Juliette returned, with her heart wavering in her like a wind-blown taper flame:
"If you desire it, Monsieur, of course it is good-bye!"
He perused the gravel walk with an appearance of great interest.
It was extraordinary that neither he nor Madame had brought any luggage.... Madame Potier fairly writhed with curiosity to learn the reason why. She could restrain herself no longer. She cried, madly clashing the gate keys:
"But the luggage, Madame! ... The carriage has driven away without depositing it. What of the trunks, imperials, portmanteaux, bonnet boxes that Madame possessed when she went away?..."
She was a little, voluble, excitable Frenchwoman, with shiny black hair, bright, snapping black eyes, and a hectic spot in the center of each cheek. As yet her environment had not brought home to her what War meant in reality. When she had wept for her brother and her nephew by marriage, and at parting with her husband, she had relapsed into her accustomed round of duties, not unpleasantly varied by her newer responsibilities as guardian of her mistress's empty dwelling. Like many other excellent women of her type, she could not read or write, and relied on local news imparted by her gossips and bits of intelligence left by the baker with his bread rolls, or served by the woman who brought the morning's milk.
Now Madame Charles turned to her and told her:
"The boxes and imperials are left behind in Belgium, dear Madame Potier. As for the articles I brought with me, they have been torn to pieces by the lancers of M. de Bismarck. Also the luggage of this gentleman, who has, like myself, nothing left but the clothes that he is wearing.

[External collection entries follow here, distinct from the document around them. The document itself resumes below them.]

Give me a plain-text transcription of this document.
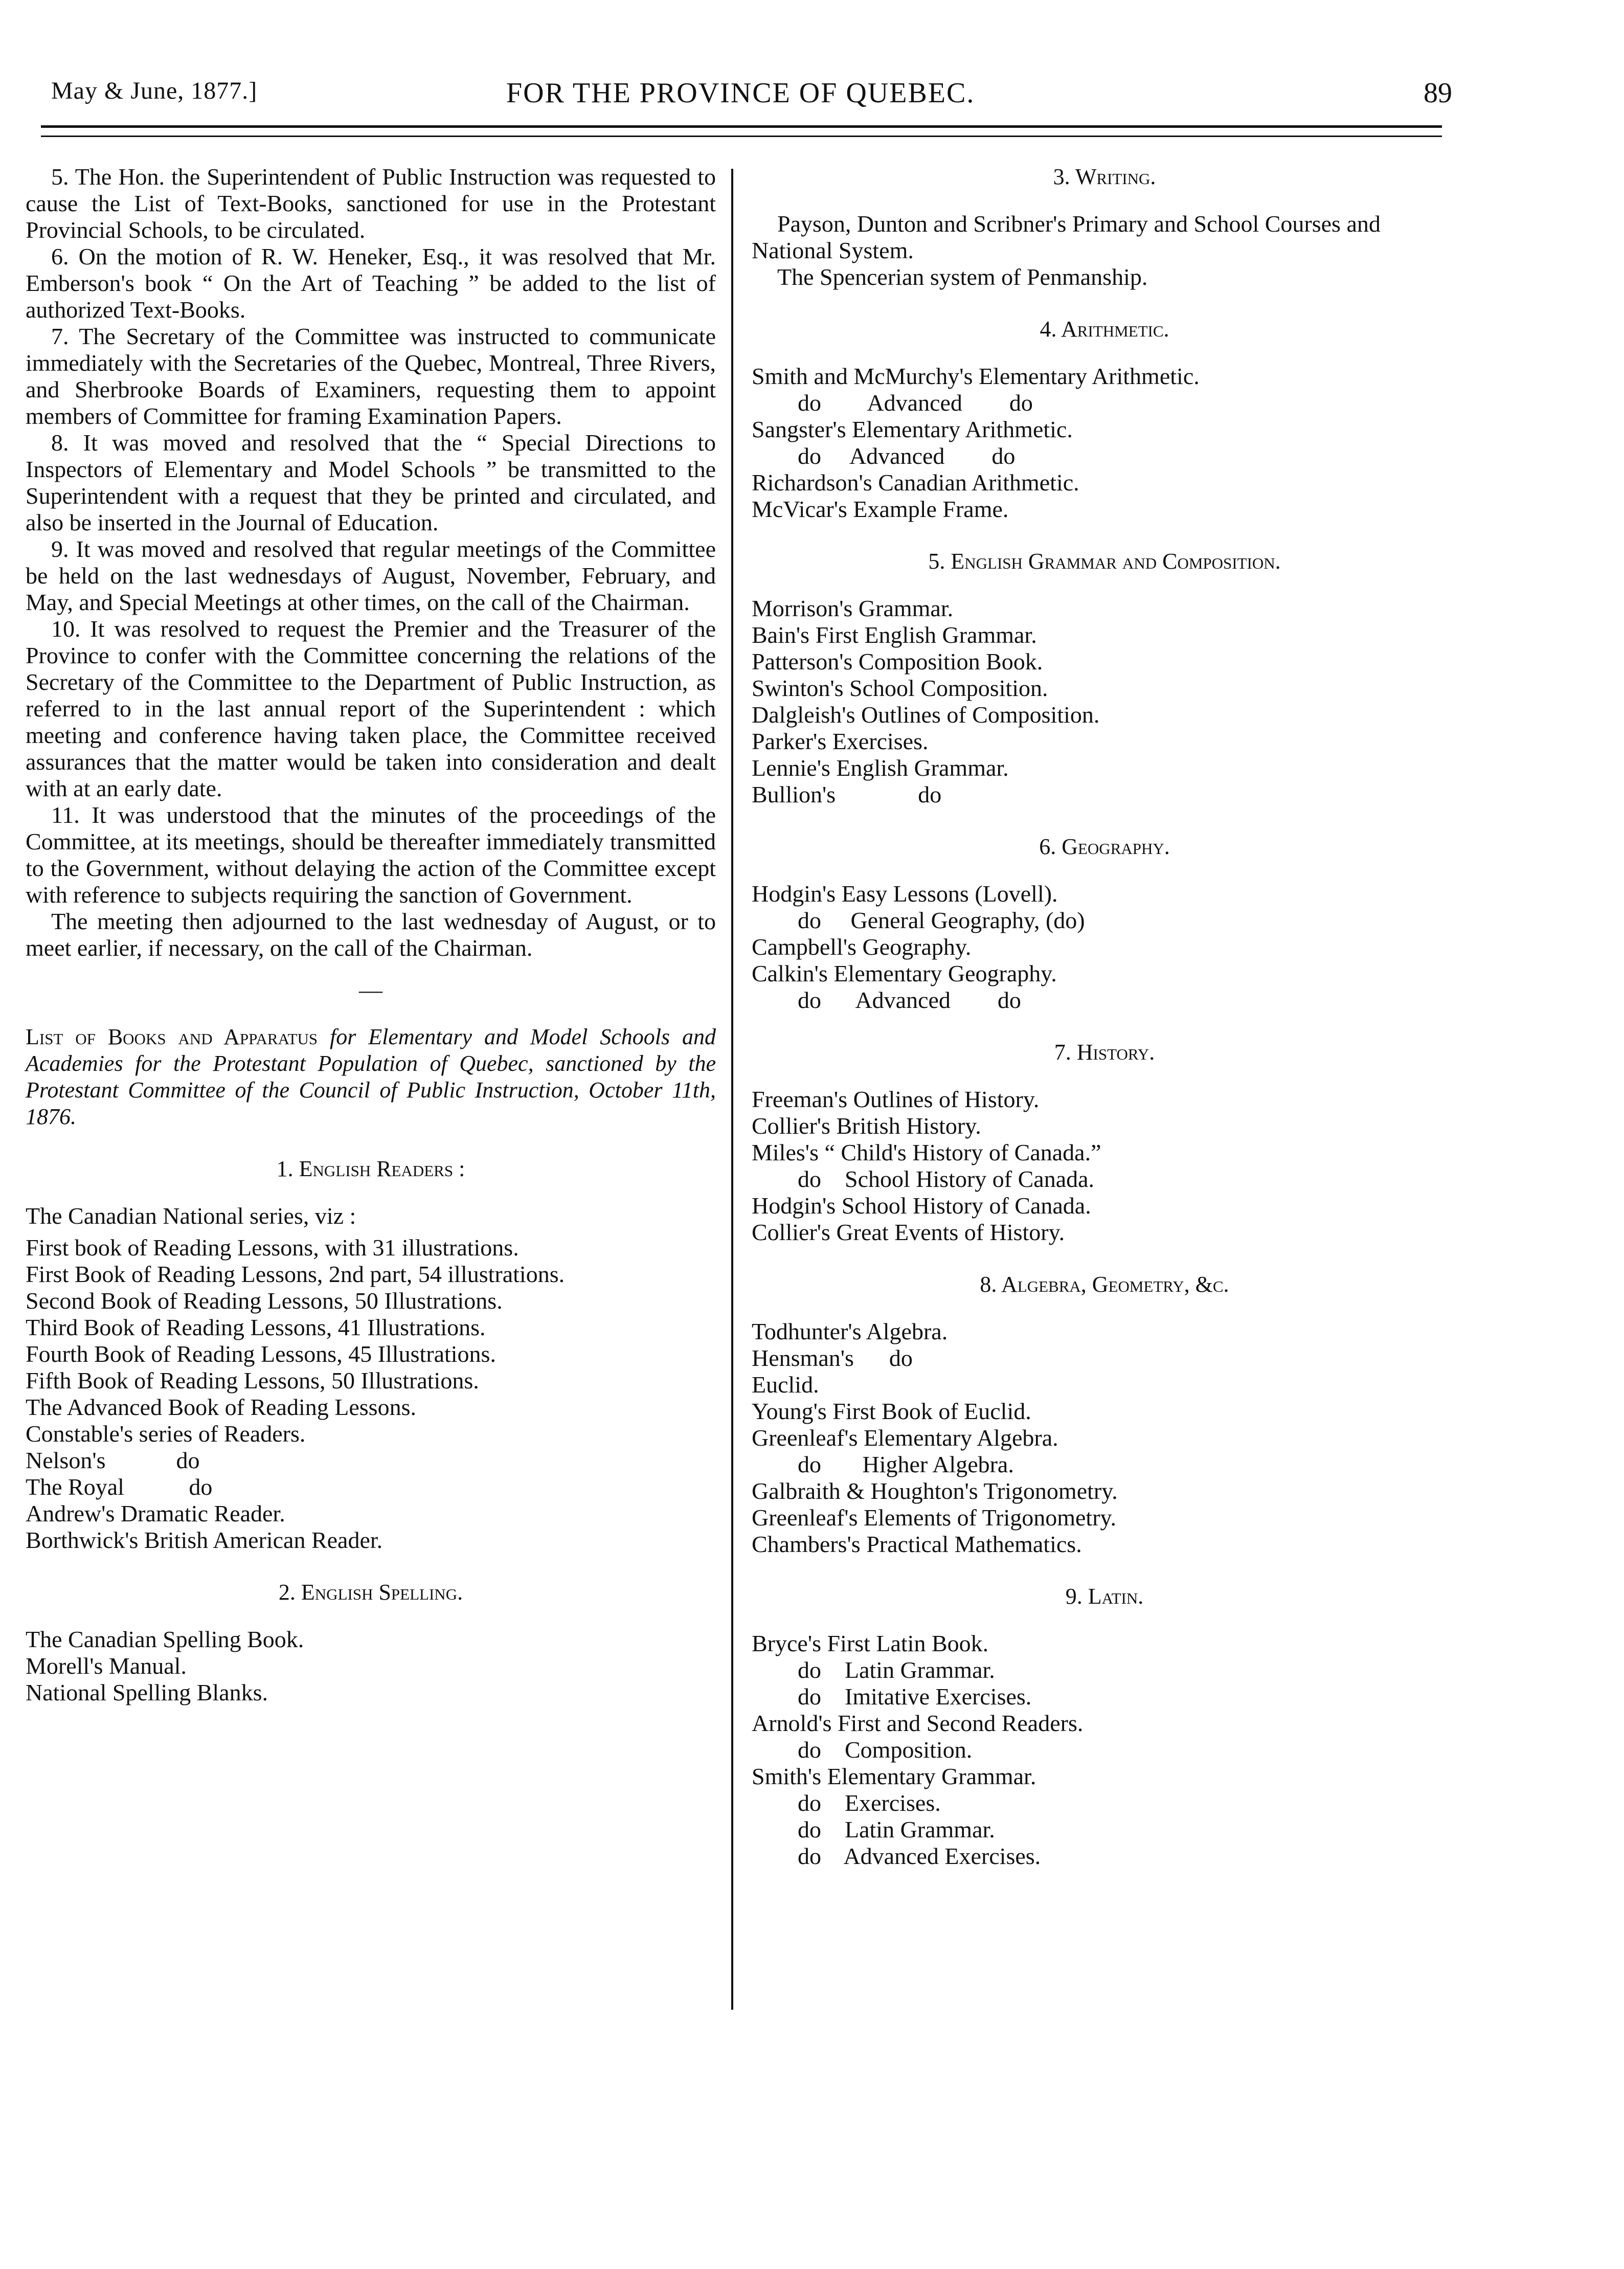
May & June, 1877.]	FOR THE PROVINCE OF QUEBEC.	89

5. The Hon. the Superintendent of Public Instruction was requested to cause the List of Text-Books, sanctioned for use in the Protestant Provincial Schools, to be circulated.

6. On the motion of R. W. Heneker, Esq., it was resolved that Mr. Emberson's book “ On the Art of Teaching ” be added to the list of authorized Text-Books.

7. The Secretary of the Committee was instructed to communicate immediately with the Secretaries of the Quebec, Montreal, Three Rivers, and Sherbrooke Boards of Examiners, requesting them to appoint members of Committee for framing Examination Papers.

8. It was moved and resolved that the “ Special Directions to Inspectors of Elementary and Model Schools ” be transmitted to the Superintendent with a request that they be printed and circulated, and also be inserted in the Journal of Education.

9. It was moved and resolved that regular meetings of the Committee be held on the last wednesdays of August, November, February, and May, and Special Meetings at other times, on the call of the Chairman.

10. It was resolved to request the Premier and the Treasurer of the Province to confer with the Committee concerning the relations of the Secretary of the Committee to the Department of Public Instruction, as referred to in the last annual report of the Superintendent : which meeting and conference having taken place, the Committee received assurances that the matter would be taken into consideration and dealt with at an early date.

11. It was understood that the minutes of the proceedings of the Committee, at its meetings, should be thereafter immediately transmitted to the Government, without delaying the action of the Committee except with reference to subjects requiring the sanction of Government.

The meeting then adjourned to the last wednesday of August, or to meet earlier, if necessary, on the call of the Chairman.

—

List of Books and Apparatus for Elementary and Model Schools and Academies for the Protestant Population of Quebec, sanctioned by the Protestant Committee of the Council of Public Instruction, October 11th, 1876.

1. English Readers :

The Canadian National series, viz :

First book of Reading Lessons, with 31 illustrations.

First Book of Reading Lessons, 2nd part, 54 illustrations.

Second Book of Reading Lessons, 50 Illustrations.

Third Book of Reading Lessons, 41 Illustrations.

Fourth Book of Reading Lessons, 45 Illustrations.

Fifth Book of Reading Lessons, 50 Illustrations.

The Advanced Book of Reading Lessons.

Constable's series of Readers.

Nelson's            do

The Royal           do

Andrew's Dramatic Reader.

Borthwick's British American Reader.

2. English Spelling.

The Canadian Spelling Book.

Morell's Manual.

National Spelling Blanks.

3. Writing.

Payson, Dunton and Scribner's Primary and School Courses and National System.

The Spencerian system of Penmanship.

4. Arithmetic.

Smith and McMurchy's Elementary Arithmetic.

do        Advanced        do

Sangster's Elementary Arithmetic.

do     Advanced        do

Richardson's Canadian Arithmetic.

McVicar's Example Frame.

5. English Grammar and Composition.

Morrison's Grammar.

Bain's First English Grammar.

Patterson's Composition Book.

Swinton's School Composition.

Dalgleish's Outlines of Composition.

Parker's Exercises.

Lennie's English Grammar.

Bullion's              do

6. Geography.

Hodgin's Easy Lessons (Lovell).

do     General Geography, (do)

Campbell's Geography.

Calkin's Elementary Geography.

do      Advanced        do

7. History.

Freeman's Outlines of History.

Collier's British History.

Miles's “ Child's History of Canada.”

do    School History of Canada.

Hodgin's School History of Canada.

Collier's Great Events of History.

8. Algebra, Geometry, &c.

Todhunter's Algebra.

Hensman's      do

Euclid.

Young's First Book of Euclid.

Greenleaf's Elementary Algebra.

do       Higher Algebra.

Galbraith & Houghton's Trigonometry.

Greenleaf's Elements of Trigonometry.

Chambers's Practical Mathematics.

9. Latin.

Bryce's First Latin Book.

do    Latin Grammar.

do    Imitative Exercises.

Arnold's First and Second Readers.

do    Composition.

Smith's Elementary Grammar.

do    Exercises.

do    Latin Grammar.

do    Advanced Exercises.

Thank him, for had he not protected me, I should never have reached this house!"
"Great Heaven!" Little Madame Potier threw her hands and eyes heavenward. "What wretches! What terrible dangers Madame has surmounted!... What horrors one hears of!--what miseries and sufferings!... Death is everywhere.... One would say it was the end of the world! But still there is hope, is not there, Madame?... Our glorious Army..."
Juliette turned a snow-white face upon the eager woman, and lifted a little, tragic hand. She said, and in that tone and with that look most feared and dreaded by the man who loved her:
"Our glorious Army has been betrayed and massacred! With these eyes I who speak to you have seen vast tracts of country covered with the slain!"
Madame Potier winced and drew herself together. Her black eyes glared. The red spots sank out of her sharp face. And Juliette went on:
"I traversed one of these huge fields of carnage. Many Germans were there--but most of the dead were our French soldiers.... And in the silence you heard their blood running, and the earth lapping it like a great thirsty dog!..."
In the throat of the other woman, listening, an hysterical knot began growing. You could see it working as her dry lips twitched. She held her breath as though to keep back a scream.
"I sought among all these dead men for my father," said Juliette. "And I found him!... His dead hand beckoned me from a mountain of corpses.... I would have known it without the ring that he always wore.... And I went to him and sat beside him, and asked God to let me die also.... And a sword seemed to cut my soul from my body.... I grew cold--and all was blackness about me!... I felt no more ... I breathed no more ... I thought: '_This must be death!_' Then a voice spoke to me.... I was too far away to answer. It called me loudly--and I came to life again.... I rose up.... I saw the face of the man who had called me.... And then I knew why I must not die just yet!"